The `accuracy` parameter (default: 10000) is a positive numeric literal which controls
approximation accuracy at the cost of memory. Higher value of `accuracy` yields better
accuracy, `1.0/accuracy` is the relative error of the approximation.
When `percentage` is an array, each value of the percentage array must be between 0.0 and 1.0.

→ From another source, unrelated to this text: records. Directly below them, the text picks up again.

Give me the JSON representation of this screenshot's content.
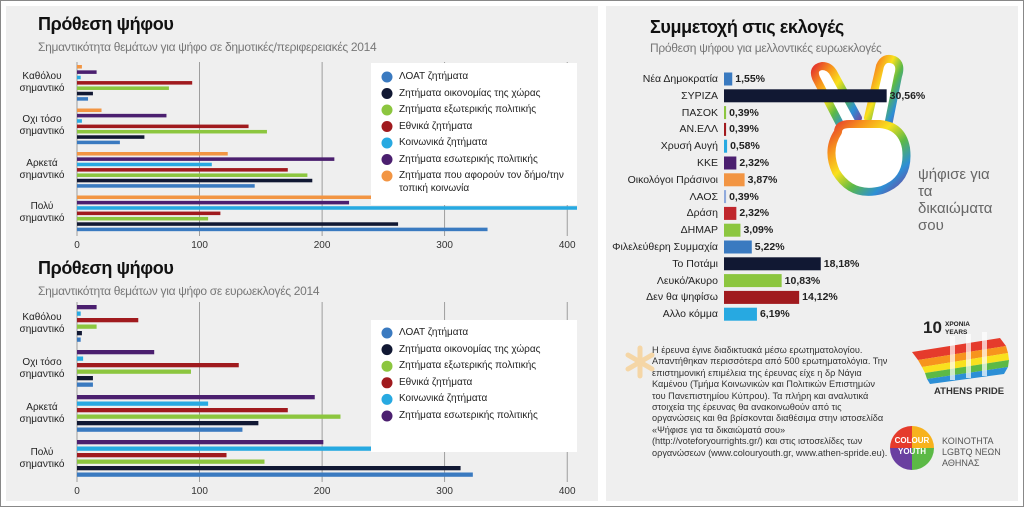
{
  "chart_data": [
    {
      "type": "bar",
      "orientation": "horizontal",
      "title": "Πρόθεση ψήφου",
      "subtitle": "Σημαντικότητα θεμάτων για ψήφο σε δημοτικές/περιφερειακές 2014",
      "categories": [
        "Καθόλου σημαντικό",
        "Οχι τόσο σημαντικό",
        "Αρκετά σημαντικό",
        "Πολύ σημαντικό"
      ],
      "series": [
        {
          "name": "ΛΟΑΤ ζητήματα",
          "color": "#3a7ac0",
          "values": [
            9,
            35,
            145,
            335
          ]
        },
        {
          "name": "Ζητήματα οικονομίας της χώρας",
          "color": "#111833",
          "values": [
            13,
            55,
            192,
            262
          ]
        },
        {
          "name": "Ζητήματα εξωτερικής πολιτικής",
          "color": "#8cc63f",
          "values": [
            75,
            155,
            188,
            107
          ]
        },
        {
          "name": "Εθνικά ζητήματα",
          "color": "#a01a1e",
          "values": [
            94,
            140,
            172,
            117
          ]
        },
        {
          "name": "Κοινωνικά ζητήματα",
          "color": "#27a9e1",
          "values": [
            3,
            4,
            110,
            408
          ]
        },
        {
          "name": "Ζητήματα εσωτερικής πολιτικής",
          "color": "#4b1f6f",
          "values": [
            16,
            73,
            210,
            222
          ]
        },
        {
          "name": "Ζητήματα που αφορούν τον δήμο/την τοπική κοινωνία",
          "color": "#f29543",
          "values": [
            4,
            20,
            123,
            240
          ]
        }
      ],
      "xlim": [
        0,
        408
      ],
      "xticks": [
        0,
        100,
        200,
        300,
        400
      ],
      "grid": true,
      "legend": "upper right"
    },
    {
      "type": "bar",
      "orientation": "horizontal",
      "title": "Πρόθεση ψήφου",
      "subtitle": "Σημαντικότητα θεμάτων για ψήφο σε ευρωεκλογές 2014",
      "categories": [
        "Καθόλου σημαντικό",
        "Οχι τόσο σημαντικό",
        "Αρκετά σημαντικό",
        "Πολύ σημαντικό"
      ],
      "series": [
        {
          "name": "ΛΟΑΤ ζητήματα",
          "color": "#3a7ac0",
          "values": [
            3,
            13,
            135,
            323
          ]
        },
        {
          "name": "Ζητήματα οικονομίας της χώρας",
          "color": "#111833",
          "values": [
            4,
            13,
            148,
            313
          ]
        },
        {
          "name": "Ζητήματα εξωτερικής πολιτικής",
          "color": "#8cc63f",
          "values": [
            16,
            93,
            215,
            153
          ]
        },
        {
          "name": "Εθνικά ζητήματα",
          "color": "#a01a1e",
          "values": [
            50,
            132,
            172,
            122
          ]
        },
        {
          "name": "Κοινωνικά ζητήματα",
          "color": "#27a9e1",
          "values": [
            3,
            5,
            107,
            360
          ]
        },
        {
          "name": "Ζητήματα εσωτερικής πολιτικής",
          "color": "#4b1f6f",
          "values": [
            16,
            63,
            194,
            201
          ]
        }
      ],
      "xlim": [
        0,
        408
      ],
      "xticks": [
        0,
        100,
        200,
        300,
        400
      ],
      "grid": true,
      "legend": "upper right"
    },
    {
      "type": "hbar",
      "title": "Συμμετοχή στις εκλογές",
      "subtitle": "Πρόθεση ψήφου για μελλοντικές ευρωεκλογές",
      "categories": [
        "Νέα Δημοκρατία",
        "ΣΥΡΙΖΑ",
        "ΠΑΣΟΚ",
        "ΑΝ.ΕΛΛ",
        "Χρυσή Αυγή",
        "ΚΚΕ",
        "Οικολόγοι Πράσινοι",
        "ΛΑΟΣ",
        "Δράση",
        "ΔΗΜΑΡ",
        "Φιλελεύθερη Συμμαχία",
        "Το Ποτάμι",
        "Λευκό/Άκυρο",
        "Δεν θα ψηφίσω",
        "Αλλο κόμμα"
      ],
      "values": [
        1.55,
        30.56,
        0.39,
        0.39,
        0.58,
        2.32,
        3.87,
        0.39,
        2.32,
        3.09,
        5.22,
        18.18,
        10.83,
        14.12,
        6.19
      ],
      "value_labels": [
        "1,55%",
        "30,56%",
        "0,39%",
        "0,39%",
        "0,58%",
        "2,32%",
        "3,87%",
        "0,39%",
        "2,32%",
        "3,09%",
        "5,22%",
        "18,18%",
        "10,83%",
        "14,12%",
        "6,19%"
      ],
      "colors": [
        "#3a7ac0",
        "#111833",
        "#8cc63f",
        "#a01a1e",
        "#27a9e1",
        "#4b1f6f",
        "#f29543",
        "#8fa9dc",
        "#c0272d",
        "#8cc63f",
        "#3a7ac0",
        "#111833",
        "#8cc63f",
        "#a01a1e",
        "#27a9e1"
      ],
      "xlim": [
        0,
        31
      ]
    }
  ],
  "note": "Η έρευνα έγινε διαδικτυακά μέσω ερωτηματολογίου. Απαντήθηκαν περισσότερα από 500 ερωτηματολόγια. Την επιστημονική επιμέλεια της έρευνας είχε η δρ Νάγια Καμένου (Τμήμα Κοινωνικών και Πολιτικών Επιστημών του Πανεπιστημίου Κύπρου). Τα πλήρη και αναλυτικά στοιχεία της έρευνας θα ανακοινωθούν από τις οργανώσεις και θα βρίσκονται διαθέσιμα στην ιστοσελίδα «Ψήφισε για τα δικαιώματά σου» (http://voteforyourrights.gr/) και στις ιστοσελίδες των οργανώσεων (www.colouryouth.gr, www.athen-spride.eu).",
  "slogan": "ψήφισε για τα δικαιώματα σου",
  "pride": {
    "years_number": "10",
    "years_gr": "ΧΡΟΝΙΑ",
    "years_en": "YEARS",
    "name": "ATHENS PRIDE"
  },
  "colour_youth": {
    "line1": "COLOUR",
    "line2": "YOUTH",
    "tagline": "ΚΟΙΝΟΤΗΤΑ LGBTQ ΝΕΩΝ ΑΘΗΝΑΣ"
  }
}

In this case, returns the approximate percentile array of column `col` at the given
percentage array. |
percentile_cont(percentage) WITHIN GROUP (ORDER BY col) |
Return a percentile value based on a continuous distribution of numeric or ANSI interval column `col` at the given `percentage` (specified in ORDER BY clause). |
percentile_disc(percentage) WITHIN GROUP (ORDER BY col) |
Return a percentile value based on a discrete distribution of numeric or ANSI interval column `col` at the given `percentage` (specified in ORDER BY clause). |
regr_avgx(y, x) |
Returns the average of the independent variable for non-null pairs in a group, where `y` is the dependent variable and `x` is the independent variable. |
regr_avgy(y, x) |
Returns the average of the dependent variable for non-null pairs in a group, where `y` is the dependent variable and `x` is the independent variable. |
regr_count(y, x) |
Returns the number of non-null number pairs in a group, where `y` is the dependent variable and `x` is the independent variable. |
regr_intercept(y, x) |
Returns the intercept of the univariate linear regression line for non-null pairs in a group, where `y` is the dependent variable and `x` is the independent variable. |
regr_r2(y, x) |
Returns the coefficient of determination for non-null pairs in a group, where `y` is the dependent variable and `x` is the independent variable. |
regr_slope(y, x) |
Returns the slope of the linear regression line for non-null pairs in a group, where `y` is the dependent variable and `x` is the independent variable. |
regr_sxx(y, x) |
Returns REGR_COUNT(y, x) * VAR_POP(x) for non-null pairs in a group, where `y` is the dependent variable and `x` is the independent variable. |
regr_sxy(y, x) |
Returns REGR_COUNT(y, x) * COVAR_POP(y, x) for non-null pairs in a group, where `y` is the dependent variable and `x` is the independent variable. |
regr_syy(y, x) |
Returns REGR_COUNT(y, x) * VAR_POP(y) for non-null pairs in a group, where `y` is the dependent variable and `x` is the independent variable. |
skewness(expr) |
Returns the skewness value calculated from values of a group. |
some(expr) |
Returns true if at least one value of `expr` is true. |
std(expr) |
Returns the sample standard deviation calculated from values of a group. |
stddev(expr) |
Returns the sample standard deviation calculated from values of a group. |
stddev_pop(expr) |
Returns the population standard deviation calculated from values of a group. |
stddev_samp(expr) |
Returns the sample standard deviation calculated from values of a group. |
sum(expr) |
Returns the sum calculated from values of a group. |
try_avg(expr) |
Returns the mean calculated from values of a group and the result is null on overflow. |
try_sum(expr) |
Returns the sum calculated from values of a group and the result is null on overflow. |
var_pop(expr) |
Returns the population variance calculated from values of a group. |
var_samp(expr) |
Returns the sample variance calculated from values of a group. |
variance(expr) |
Returns the sample variance calculated from values of a group. |